Although beta blockers are usually given to patients following a heart attack, a new study indicates that the drugs do not help them live any longer than those not on the medications.
Beta blockers work to lower the activity of the heart as well as lower blood pressure. They are required after a heart attack when the event is accompanied by heart failure, where the heart is permanently damaged. However, many heart attacks do not involve this failure, yet many of those patients are still prescribed blockers.
Researchers focused on data regarding 179,000 patients who suffered a heart attack without heart failure. After a year following the heart attack, there was no difference in the death rates between those prescribed a beta blocker and those who were not, the researchers reported in the Journal of the American College of Cardiology.
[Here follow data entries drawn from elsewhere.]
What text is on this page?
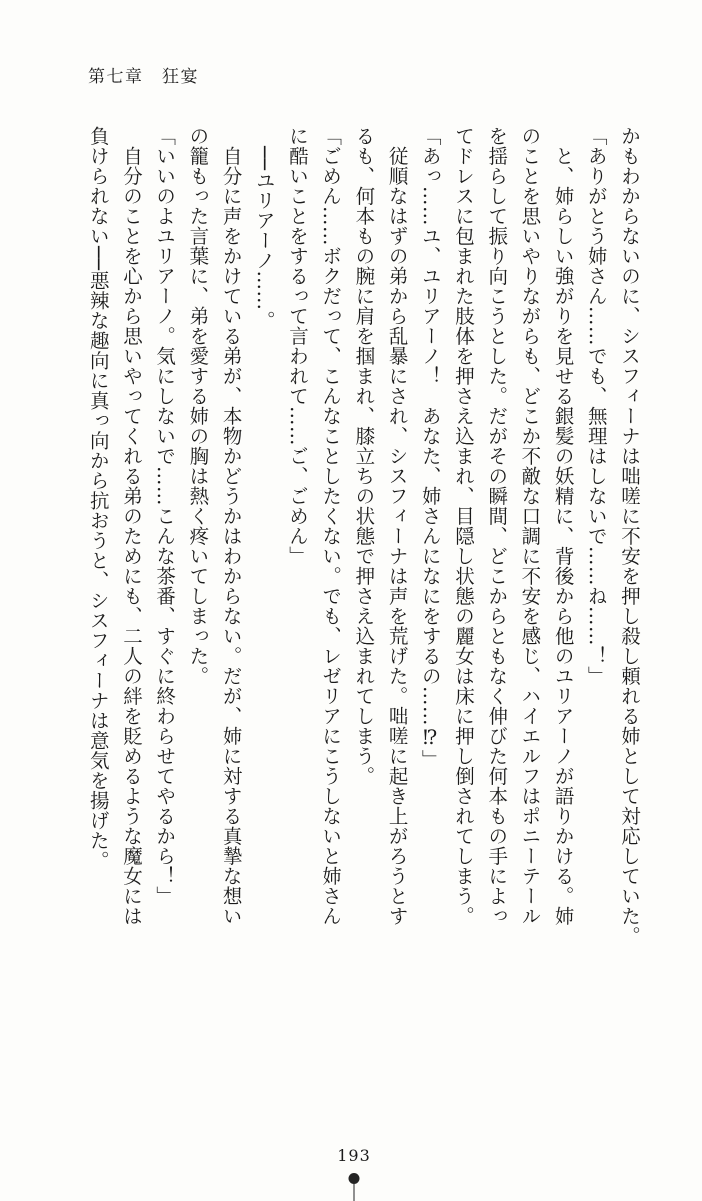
第七章　狂宴
かもわからないのに、シスフィーナは咄嗟に不安を押し殺し頼れる姉として対応していた。
「ありがとう姉さん……でも、無理はしないで……ね……！」
　と、姉らしい強がりを見せる銀髪の妖精に、背後から他のユリアーノが語りかける。姉
のことを思いやりながらも、どこか不敵な口調に不安を感じ、ハイエルフはポニーテール
を揺らして振り向こうとした。だがその瞬間、どこからともなく伸びた何本もの手によっ
てドレスに包まれた肢体を押さえ込まれ、目隠し状態の麗女は床に押し倒されてしまう。
「あっ……ユ、ユリアーノ！　あなた、姉さんになにをするの……⁉」
　従順なはずの弟から乱暴にされ、シスフィーナは声を荒げた。咄嗟に起き上がろうとす
るも、何本もの腕に肩を掴まれ、膝立ちの状態で押さえ込まれてしまう。
「ごめん……ボクだって、こんなことしたくない。でも、レゼリアにこうしないと姉さん
に酷いことをするって言われて……ご、ごめん」
　──ユリアーノ……。
　自分に声をかけている弟が、本物かどうかはわからない。だが、姉に対する真摯な想い
の籠もった言葉に、弟を愛する姉の胸は熱く疼いてしまった。
「いいのよユリアーノ。気にしないで……こんな茶番、すぐに終わらせてやるから！」
　自分のことを心から思いやってくれる弟のためにも、二人の絆を貶めるような魔女には
負けられない──悪辣な趣向に真っ向から抗おうと、シスフィーナは意気を揚げた。
193
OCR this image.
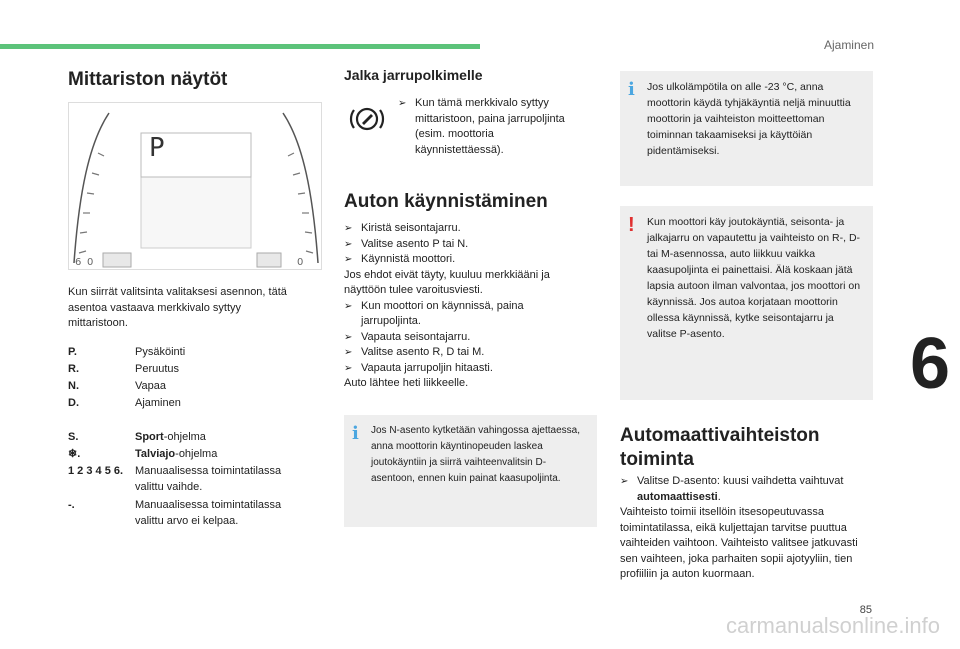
Ajaminen
Mittariston näytöt
6 0	0
P
Kun siirrät valitsinta valitaksesi asennon, tätä asentoa vastaava merkkivalo syttyy mittaristoon.
P.	Pysäköinti
R.	Peruutus
N.	Vapaa
D.	Ajaminen
S.	Sport-ohjelma
❄.	Talviajo-ohjelma
1 2 3 4 5 6.	Manuaalisessa toimintatilassa valittu vaihde.
-.	Manuaalisessa toimintatilassa valittu arvo ei kelpaa.
Jalka jarrupolkimelle
➢ Kun tämä merkkivalo syttyy mittaristoon, paina jarrupoljinta (esim. moottoria käynnistettäessä).
Auton käynnistäminen
➢ Kiristä seisontajarru.
➢ Valitse asento P tai N.
➢ Käynnistä moottori.
Jos ehdot eivät täyty, kuuluu merkkiääni ja näyttöön tulee varoitusviesti.
➢ Kun moottori on käynnissä, paina jarrupoljinta.
➢ Vapauta seisontajarru.
➢ Valitse asento R, D tai M.
➢ Vapauta jarrupoljin hitaasti.
Auto lähtee heti liikkeelle.
i	Jos N-asento kytketään vahingossa ajettaessa, anna moottorin käyntinopeuden laskea joutokäyntiin ja siirrä vaihteenvalitsin D-asentoon, ennen kuin painat kaasupoljinta.
i	Jos ulkolämpötila on alle -23 °C, anna moottorin käydä tyhjäkäyntiä neljä minuuttia moottorin ja vaihteiston moitteettoman toiminnan takaamiseksi ja käyttöiän pidentämiseksi.
!	Kun moottori käy joutokäyntiä, seisonta- ja jalkajarru on vapautettu ja vaihteisto on R-, D- tai M-asennossa, auto liikkuu vaikka kaasupoljinta ei painettaisi. Älä koskaan jätä lapsia autoon ilman valvontaa, jos moottori on käynnissä. Jos autoa korjataan moottorin ollessa käynnissä, kytke seisontajarru ja valitse P-asento.
Automaattivaihteiston toiminta
➢ Valitse D-asento: kuusi vaihdetta vaihtuvat automaattisesti.
Vaihteisto toimii itsellöin itsesopeutuvassa toimintatilassa, eikä kuljettajan tarvitse puuttua vaihteiden vaihtoon. Vaihteisto valitsee jatkuvasti sen vaihteen, joka parhaiten sopii ajotyyliin, tien profiiliin ja auton kuormaan.
6
85
carmanualsonline.info
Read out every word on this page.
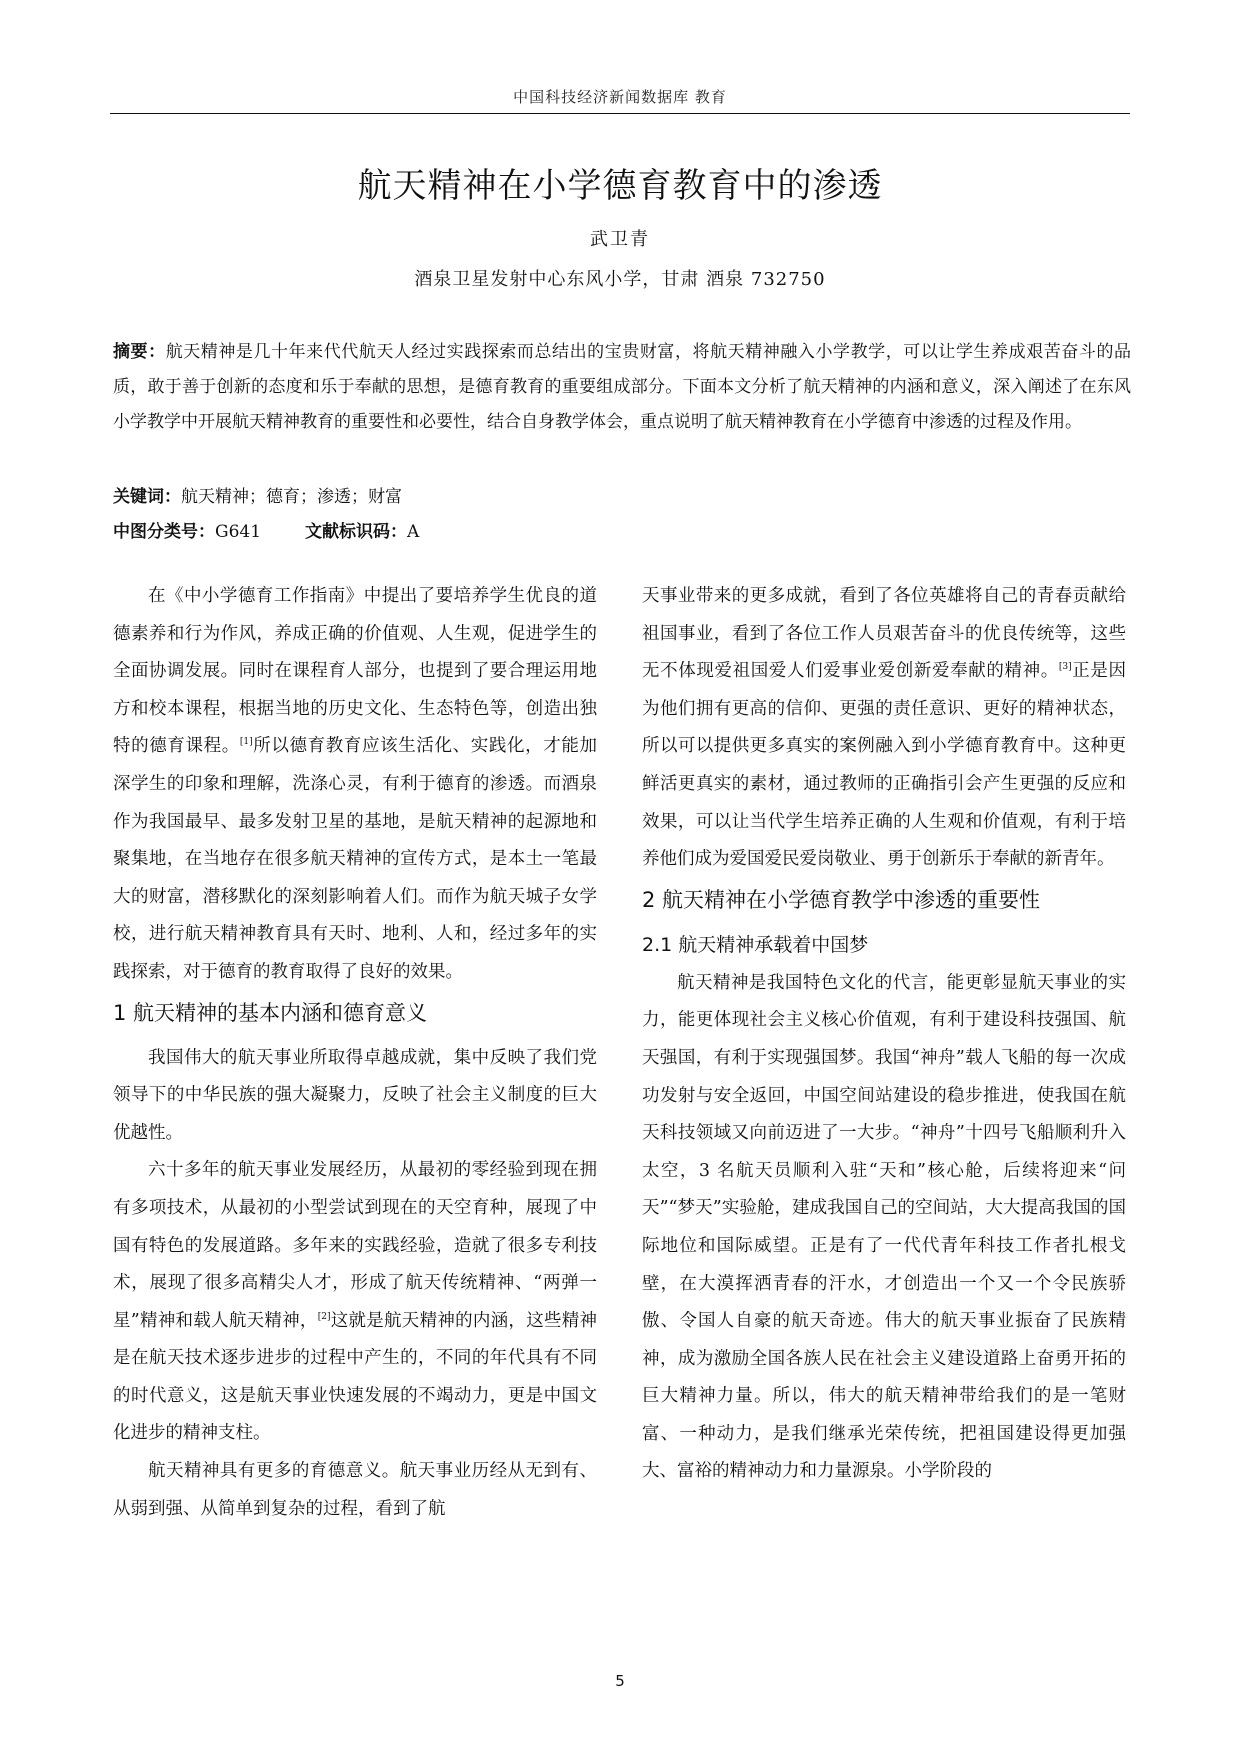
中国科技经济新闻数据库 教育
航天精神在小学德育教育中的渗透
武卫青
酒泉卫星发射中心东风小学，甘肃 酒泉 732750
摘要：航天精神是几十年来代代航天人经过实践探索而总结出的宝贵财富，将航天精神融入小学教学，可以让学生养成艰苦奋斗的品质，敢于善于创新的态度和乐于奉献的思想，是德育教育的重要组成部分。下面本文分析了航天精神的内涵和意义，深入阐述了在东风小学教学中开展航天精神教育的重要性和必要性，结合自身教学体会，重点说明了航天精神教育在小学德育中渗透的过程及作用。
关键词：航天精神；德育；渗透；财富
中图分类号：G641	文献标识码：A

在《中小学德育工作指南》中提出了要培养学生优良的道德素养和行为作风，养成正确的价值观、人生观，促进学生的全面协调发展。同时在课程育人部分，也提到了要合理运用地方和校本课程，根据当地的历史文化、生态特色等，创造出独特的德育课程。[1]所以德育教育应该生活化、实践化，才能加深学生的印象和理解，洗涤心灵，有利于德育的渗透。而酒泉作为我国最早、最多发射卫星的基地，是航天精神的起源地和聚集地，在当地存在很多航天精神的宣传方式，是本土一笔最大的财富，潜移默化的深刻影响着人们。而作为航天城子女学校，进行航天精神教育具有天时、地利、人和，经过多年的实践探索，对于德育的教育取得了良好的效果。

1 航天精神的基本内涵和德育意义

我国伟大的航天事业所取得卓越成就，集中反映了我们党领导下的中华民族的强大凝聚力，反映了社会主义制度的巨大优越性。

六十多年的航天事业发展经历，从最初的零经验到现在拥有多项技术，从最初的小型尝试到现在的天空育种，展现了中国有特色的发展道路。多年来的实践经验，造就了很多专利技术，展现了很多高精尖人才，形成了航天传统精神、“两弹一星”精神和载人航天精神，[2]这就是航天精神的内涵，这些精神是在航天技术逐步进步的过程中产生的，不同的年代具有不同的时代意义，这是航天事业快速发展的不竭动力，更是中国文化进步的精神支柱。

航天精神具有更多的育德意义。航天事业历经从无到有、从弱到强、从简单到复杂的过程，看到了航

天事业带来的更多成就，看到了各位英雄将自己的青春贡献给祖国事业，看到了各位工作人员艰苦奋斗的优良传统等，这些无不体现爱祖国爱人们爱事业爱创新爱奉献的精神。[3]正是因为他们拥有更高的信仰、更强的责任意识、更好的精神状态，所以可以提供更多真实的案例融入到小学德育教育中。这种更鲜活更真实的素材，通过教师的正确指引会产生更强的反应和效果，可以让当代学生培养正确的人生观和价值观，有利于培养他们成为爱国爱民爱岗敬业、勇于创新乐于奉献的新青年。

2 航天精神在小学德育教学中渗透的重要性
2.1 航天精神承载着中国梦

航天精神是我国特色文化的代言，能更彰显航天事业的实力，能更体现社会主义核心价值观，有利于建设科技强国、航天强国，有利于实现强国梦。我国“神舟”载人飞船的每一次成功发射与安全返回，中国空间站建设的稳步推进，使我国在航天科技领域又向前迈进了一大步。“神舟”十四号飞船顺利升入太空，3 名航天员顺利入驻“天和”核心舱，后续将迎来“问天”“梦天”实验舱，建成我国自己的空间站，大大提高我国的国际地位和国际威望。正是有了一代代青年科技工作者扎根戈壁，在大漠挥洒青春的汗水，才创造出一个又一个令民族骄傲、令国人自豪的航天奇迹。伟大的航天事业振奋了民族精神，成为激励全国各族人民在社会主义建设道路上奋勇开拓的巨大精神力量。所以，伟大的航天精神带给我们的是一笔财富、一种动力，是我们继承光荣传统，把祖国建设得更加强大、富裕的精神动力和力量源泉。小学阶段的

5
Beta blockers are associated with a host of side effects, including more serious ones such as shortness of breath, dizziness, trouble sleeping and depression. Commonly prescribed drugs in this class include Lopressor and Toprol XL (metoprolol) Coreg (carvedilol) and Brevibloc (esmolol).
The study questions whether beta blockers should be prescribed at all to those who have had a heart attack but did not suffer heart failure.
“This study suggests that there may be no mortality advantage associated with the prescription of beta-blockers for patients with heart attack and no heart failure,” Chris Gale, MD, a cardiologist at the University of Leeds (UK), who worked on the study, said in a statement. “A necessary next step is the investigation of beta-blockers in this population in a randomized controlled trial.”